A worker is characterized by her co-workers as 'painfully shy' and lacking in self-confidence. Her co-workers say she stays in her cubicle all day, never coming out for breaks or lunch. One day after falling on the ice in the parking lot, she goes to the nurse's office, where she apologizes for falling and mentions that she hopes the company will not fire her for being so clumsy. With which diagnosis is this presentation most consistent?
- A. Avoidant
- B. Dependent
- C. Histrionic
- D. Paranoid
Correct Answer: A
Rationale: The correct answer is A: Avoidant. This diagnosis is consistent because the worker exhibits characteristics of extreme shyness, lack of self-confidence, social avoidance, and fear of rejection or criticism. By apologizing excessively for a simple accident and expressing worry about being fired for it, the worker's behavior aligns with the avoidance of social situations and excessive concern about negative evaluation typical of Avoidant Personality Disorder.

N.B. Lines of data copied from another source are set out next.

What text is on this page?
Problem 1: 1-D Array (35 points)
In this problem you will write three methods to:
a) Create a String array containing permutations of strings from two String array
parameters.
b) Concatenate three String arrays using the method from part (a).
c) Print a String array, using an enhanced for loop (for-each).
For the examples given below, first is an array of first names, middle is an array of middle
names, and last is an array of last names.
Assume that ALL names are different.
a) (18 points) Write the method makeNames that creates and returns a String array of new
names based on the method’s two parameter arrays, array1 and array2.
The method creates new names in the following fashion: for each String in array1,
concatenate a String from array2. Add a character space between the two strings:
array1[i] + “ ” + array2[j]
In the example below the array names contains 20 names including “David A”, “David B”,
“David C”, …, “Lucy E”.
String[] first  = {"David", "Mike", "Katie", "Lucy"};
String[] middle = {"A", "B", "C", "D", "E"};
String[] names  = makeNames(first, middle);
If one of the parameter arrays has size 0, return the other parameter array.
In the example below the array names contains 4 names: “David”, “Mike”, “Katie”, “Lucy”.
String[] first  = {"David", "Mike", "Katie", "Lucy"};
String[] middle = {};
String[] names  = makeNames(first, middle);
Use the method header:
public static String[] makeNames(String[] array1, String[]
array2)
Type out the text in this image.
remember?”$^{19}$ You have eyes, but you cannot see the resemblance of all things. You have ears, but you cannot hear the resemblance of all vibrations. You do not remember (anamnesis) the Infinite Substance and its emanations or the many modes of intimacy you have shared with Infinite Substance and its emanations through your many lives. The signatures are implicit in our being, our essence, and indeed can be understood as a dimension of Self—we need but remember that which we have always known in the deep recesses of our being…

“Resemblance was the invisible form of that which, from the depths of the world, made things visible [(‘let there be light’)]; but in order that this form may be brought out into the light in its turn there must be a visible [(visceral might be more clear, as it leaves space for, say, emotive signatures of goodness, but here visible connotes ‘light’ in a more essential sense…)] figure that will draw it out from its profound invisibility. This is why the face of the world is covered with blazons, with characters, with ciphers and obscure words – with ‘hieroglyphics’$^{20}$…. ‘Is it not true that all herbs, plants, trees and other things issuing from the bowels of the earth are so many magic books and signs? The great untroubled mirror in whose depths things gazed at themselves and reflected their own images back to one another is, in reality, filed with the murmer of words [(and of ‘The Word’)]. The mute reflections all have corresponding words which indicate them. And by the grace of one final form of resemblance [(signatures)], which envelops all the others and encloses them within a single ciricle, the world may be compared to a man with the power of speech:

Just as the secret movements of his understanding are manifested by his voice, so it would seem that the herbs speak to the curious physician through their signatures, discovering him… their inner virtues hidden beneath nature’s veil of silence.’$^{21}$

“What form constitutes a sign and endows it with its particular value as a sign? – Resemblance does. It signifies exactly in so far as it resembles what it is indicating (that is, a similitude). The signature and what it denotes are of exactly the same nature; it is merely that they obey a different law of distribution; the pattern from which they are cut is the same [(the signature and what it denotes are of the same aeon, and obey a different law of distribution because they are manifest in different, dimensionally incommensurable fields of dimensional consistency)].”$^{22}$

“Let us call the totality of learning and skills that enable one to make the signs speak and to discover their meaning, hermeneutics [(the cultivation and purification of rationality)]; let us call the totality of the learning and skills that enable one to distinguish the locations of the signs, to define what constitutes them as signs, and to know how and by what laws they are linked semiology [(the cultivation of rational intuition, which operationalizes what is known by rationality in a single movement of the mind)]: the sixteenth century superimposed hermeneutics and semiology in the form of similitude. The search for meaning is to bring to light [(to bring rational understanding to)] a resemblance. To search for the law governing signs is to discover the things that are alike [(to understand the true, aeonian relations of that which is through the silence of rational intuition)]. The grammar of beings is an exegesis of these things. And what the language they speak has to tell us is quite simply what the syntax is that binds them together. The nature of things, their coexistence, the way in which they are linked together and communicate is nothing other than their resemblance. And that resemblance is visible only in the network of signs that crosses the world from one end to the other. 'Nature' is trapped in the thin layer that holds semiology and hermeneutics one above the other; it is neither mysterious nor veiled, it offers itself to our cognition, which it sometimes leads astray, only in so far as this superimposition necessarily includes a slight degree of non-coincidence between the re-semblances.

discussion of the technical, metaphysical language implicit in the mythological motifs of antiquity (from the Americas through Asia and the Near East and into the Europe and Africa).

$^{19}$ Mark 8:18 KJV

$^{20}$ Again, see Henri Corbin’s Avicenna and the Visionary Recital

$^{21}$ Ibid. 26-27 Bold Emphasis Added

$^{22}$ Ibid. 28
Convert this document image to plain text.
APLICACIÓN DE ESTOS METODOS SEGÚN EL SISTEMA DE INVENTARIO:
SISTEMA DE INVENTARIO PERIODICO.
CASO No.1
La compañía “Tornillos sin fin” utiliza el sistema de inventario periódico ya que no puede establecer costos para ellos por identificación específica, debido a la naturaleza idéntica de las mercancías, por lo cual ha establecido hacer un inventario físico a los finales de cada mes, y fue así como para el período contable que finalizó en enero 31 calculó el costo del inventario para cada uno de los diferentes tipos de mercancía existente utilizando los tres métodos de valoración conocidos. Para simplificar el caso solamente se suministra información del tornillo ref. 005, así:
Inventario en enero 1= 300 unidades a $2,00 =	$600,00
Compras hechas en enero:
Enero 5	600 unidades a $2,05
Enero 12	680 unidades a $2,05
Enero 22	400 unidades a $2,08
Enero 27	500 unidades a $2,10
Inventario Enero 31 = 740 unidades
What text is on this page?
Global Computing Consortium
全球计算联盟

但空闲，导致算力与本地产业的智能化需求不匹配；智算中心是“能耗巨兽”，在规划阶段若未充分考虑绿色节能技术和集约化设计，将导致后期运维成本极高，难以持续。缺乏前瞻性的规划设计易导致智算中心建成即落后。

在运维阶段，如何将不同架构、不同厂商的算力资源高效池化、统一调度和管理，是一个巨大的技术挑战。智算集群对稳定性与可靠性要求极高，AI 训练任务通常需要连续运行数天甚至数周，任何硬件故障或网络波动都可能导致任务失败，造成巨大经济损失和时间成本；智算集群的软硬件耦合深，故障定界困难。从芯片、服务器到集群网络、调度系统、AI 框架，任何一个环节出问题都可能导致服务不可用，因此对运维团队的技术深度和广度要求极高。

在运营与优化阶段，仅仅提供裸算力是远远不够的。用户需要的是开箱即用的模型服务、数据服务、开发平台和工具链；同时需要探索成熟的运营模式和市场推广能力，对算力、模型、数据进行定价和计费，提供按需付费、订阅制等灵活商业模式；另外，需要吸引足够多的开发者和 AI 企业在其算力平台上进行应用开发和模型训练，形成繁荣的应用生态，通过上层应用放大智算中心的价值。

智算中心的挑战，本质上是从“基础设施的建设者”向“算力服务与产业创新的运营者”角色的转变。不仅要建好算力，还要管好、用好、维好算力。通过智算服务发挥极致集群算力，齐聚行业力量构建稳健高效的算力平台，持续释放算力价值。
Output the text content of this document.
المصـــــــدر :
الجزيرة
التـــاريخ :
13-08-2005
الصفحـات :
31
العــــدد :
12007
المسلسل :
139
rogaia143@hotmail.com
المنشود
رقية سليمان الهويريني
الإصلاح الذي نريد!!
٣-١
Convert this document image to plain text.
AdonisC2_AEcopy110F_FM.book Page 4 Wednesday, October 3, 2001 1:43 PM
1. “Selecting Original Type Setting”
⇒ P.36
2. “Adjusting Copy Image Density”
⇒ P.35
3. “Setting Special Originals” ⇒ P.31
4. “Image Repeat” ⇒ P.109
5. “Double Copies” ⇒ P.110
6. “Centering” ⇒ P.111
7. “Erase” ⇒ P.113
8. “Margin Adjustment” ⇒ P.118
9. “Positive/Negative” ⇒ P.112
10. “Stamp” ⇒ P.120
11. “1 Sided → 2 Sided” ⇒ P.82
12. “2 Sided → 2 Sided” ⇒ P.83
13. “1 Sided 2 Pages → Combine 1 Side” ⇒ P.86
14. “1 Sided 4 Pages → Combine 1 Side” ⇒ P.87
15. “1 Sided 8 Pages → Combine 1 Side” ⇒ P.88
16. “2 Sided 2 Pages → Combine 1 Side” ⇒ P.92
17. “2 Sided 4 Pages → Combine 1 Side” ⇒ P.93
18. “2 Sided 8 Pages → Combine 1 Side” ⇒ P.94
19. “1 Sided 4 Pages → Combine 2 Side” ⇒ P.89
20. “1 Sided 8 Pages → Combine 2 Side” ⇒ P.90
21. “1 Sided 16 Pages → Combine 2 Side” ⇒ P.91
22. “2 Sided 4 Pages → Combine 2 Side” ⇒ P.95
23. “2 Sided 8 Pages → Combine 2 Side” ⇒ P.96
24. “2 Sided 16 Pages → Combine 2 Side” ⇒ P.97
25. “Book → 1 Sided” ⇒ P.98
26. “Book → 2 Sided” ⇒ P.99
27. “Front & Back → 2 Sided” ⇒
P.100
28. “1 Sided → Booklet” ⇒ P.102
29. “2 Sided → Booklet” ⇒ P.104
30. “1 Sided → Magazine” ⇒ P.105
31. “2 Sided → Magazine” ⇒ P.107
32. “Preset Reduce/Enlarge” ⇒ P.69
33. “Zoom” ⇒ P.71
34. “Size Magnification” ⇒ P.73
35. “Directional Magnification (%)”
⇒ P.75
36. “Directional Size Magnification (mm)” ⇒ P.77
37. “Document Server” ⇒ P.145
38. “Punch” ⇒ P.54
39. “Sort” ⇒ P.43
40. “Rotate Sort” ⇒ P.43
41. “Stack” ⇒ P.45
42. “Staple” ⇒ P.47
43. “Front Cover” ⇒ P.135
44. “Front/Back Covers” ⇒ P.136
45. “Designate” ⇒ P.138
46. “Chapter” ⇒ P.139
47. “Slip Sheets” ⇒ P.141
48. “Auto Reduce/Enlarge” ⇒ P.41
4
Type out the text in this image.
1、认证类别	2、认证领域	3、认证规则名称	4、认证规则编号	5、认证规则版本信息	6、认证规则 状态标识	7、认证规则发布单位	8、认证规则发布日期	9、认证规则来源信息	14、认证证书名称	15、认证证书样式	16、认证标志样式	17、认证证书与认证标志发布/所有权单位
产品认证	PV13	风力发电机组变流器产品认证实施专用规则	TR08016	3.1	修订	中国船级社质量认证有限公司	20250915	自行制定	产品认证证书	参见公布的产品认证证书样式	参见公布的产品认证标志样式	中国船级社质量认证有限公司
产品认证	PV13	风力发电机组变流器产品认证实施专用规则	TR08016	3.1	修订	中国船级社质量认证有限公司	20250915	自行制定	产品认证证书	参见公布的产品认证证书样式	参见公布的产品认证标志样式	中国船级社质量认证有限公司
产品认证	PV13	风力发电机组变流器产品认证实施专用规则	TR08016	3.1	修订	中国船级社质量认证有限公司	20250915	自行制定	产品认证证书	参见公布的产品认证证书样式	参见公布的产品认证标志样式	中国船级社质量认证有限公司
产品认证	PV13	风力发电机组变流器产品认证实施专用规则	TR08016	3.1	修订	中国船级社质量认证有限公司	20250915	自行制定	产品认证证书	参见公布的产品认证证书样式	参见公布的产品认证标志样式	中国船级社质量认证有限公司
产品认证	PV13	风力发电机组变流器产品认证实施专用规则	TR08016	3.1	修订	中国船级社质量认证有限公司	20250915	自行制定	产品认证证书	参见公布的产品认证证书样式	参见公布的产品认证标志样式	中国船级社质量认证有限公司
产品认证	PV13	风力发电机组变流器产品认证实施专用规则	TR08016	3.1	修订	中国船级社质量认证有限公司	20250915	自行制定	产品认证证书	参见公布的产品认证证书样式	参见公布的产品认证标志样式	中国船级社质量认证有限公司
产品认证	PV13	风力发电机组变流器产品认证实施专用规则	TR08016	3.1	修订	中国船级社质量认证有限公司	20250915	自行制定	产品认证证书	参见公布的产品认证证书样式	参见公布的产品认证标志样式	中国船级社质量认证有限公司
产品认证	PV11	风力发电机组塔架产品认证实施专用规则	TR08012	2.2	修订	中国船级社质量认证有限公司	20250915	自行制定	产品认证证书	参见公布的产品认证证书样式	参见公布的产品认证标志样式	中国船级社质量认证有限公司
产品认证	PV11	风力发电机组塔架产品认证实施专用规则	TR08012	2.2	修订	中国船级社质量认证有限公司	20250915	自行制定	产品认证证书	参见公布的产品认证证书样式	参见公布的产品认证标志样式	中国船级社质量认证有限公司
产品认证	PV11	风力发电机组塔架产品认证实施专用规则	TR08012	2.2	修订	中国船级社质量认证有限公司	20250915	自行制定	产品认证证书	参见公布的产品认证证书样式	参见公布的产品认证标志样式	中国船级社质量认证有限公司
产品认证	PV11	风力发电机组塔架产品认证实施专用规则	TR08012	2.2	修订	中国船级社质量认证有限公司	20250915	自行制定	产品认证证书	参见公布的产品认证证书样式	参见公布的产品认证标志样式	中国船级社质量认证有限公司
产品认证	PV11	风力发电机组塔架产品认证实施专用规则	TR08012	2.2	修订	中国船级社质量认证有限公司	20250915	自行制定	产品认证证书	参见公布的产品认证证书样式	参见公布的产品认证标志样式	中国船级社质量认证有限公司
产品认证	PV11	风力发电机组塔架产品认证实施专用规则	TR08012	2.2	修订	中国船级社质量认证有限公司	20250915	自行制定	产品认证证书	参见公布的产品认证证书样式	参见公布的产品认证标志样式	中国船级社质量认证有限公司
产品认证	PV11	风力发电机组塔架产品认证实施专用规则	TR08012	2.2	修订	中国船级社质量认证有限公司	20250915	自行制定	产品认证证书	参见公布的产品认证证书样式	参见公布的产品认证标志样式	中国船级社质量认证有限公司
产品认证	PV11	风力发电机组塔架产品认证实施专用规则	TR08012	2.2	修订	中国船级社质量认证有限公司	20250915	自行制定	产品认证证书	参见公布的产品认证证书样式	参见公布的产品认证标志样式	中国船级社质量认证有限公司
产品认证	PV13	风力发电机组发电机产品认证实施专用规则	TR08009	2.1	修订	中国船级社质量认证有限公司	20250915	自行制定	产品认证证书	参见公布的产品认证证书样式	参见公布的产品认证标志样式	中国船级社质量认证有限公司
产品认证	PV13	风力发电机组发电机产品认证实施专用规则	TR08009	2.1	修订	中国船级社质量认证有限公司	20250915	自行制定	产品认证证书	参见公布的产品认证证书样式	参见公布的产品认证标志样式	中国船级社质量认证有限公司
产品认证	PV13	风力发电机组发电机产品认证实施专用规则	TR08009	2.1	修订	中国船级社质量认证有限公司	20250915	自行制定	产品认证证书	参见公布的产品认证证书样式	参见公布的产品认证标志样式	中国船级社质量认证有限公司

Choice B: Dependent, does not fit as the worker is not displaying excessive need for others to take responsibility for major areas of her life.
Choice C: Histrionic, is not a match as this disorder is characterized by attention-seeking behavior, which is not evident in the worker's presentation.
Choice D: Paranoid, is not the correct diagnosis as the worker does not display distrust or suspiciousness towards others.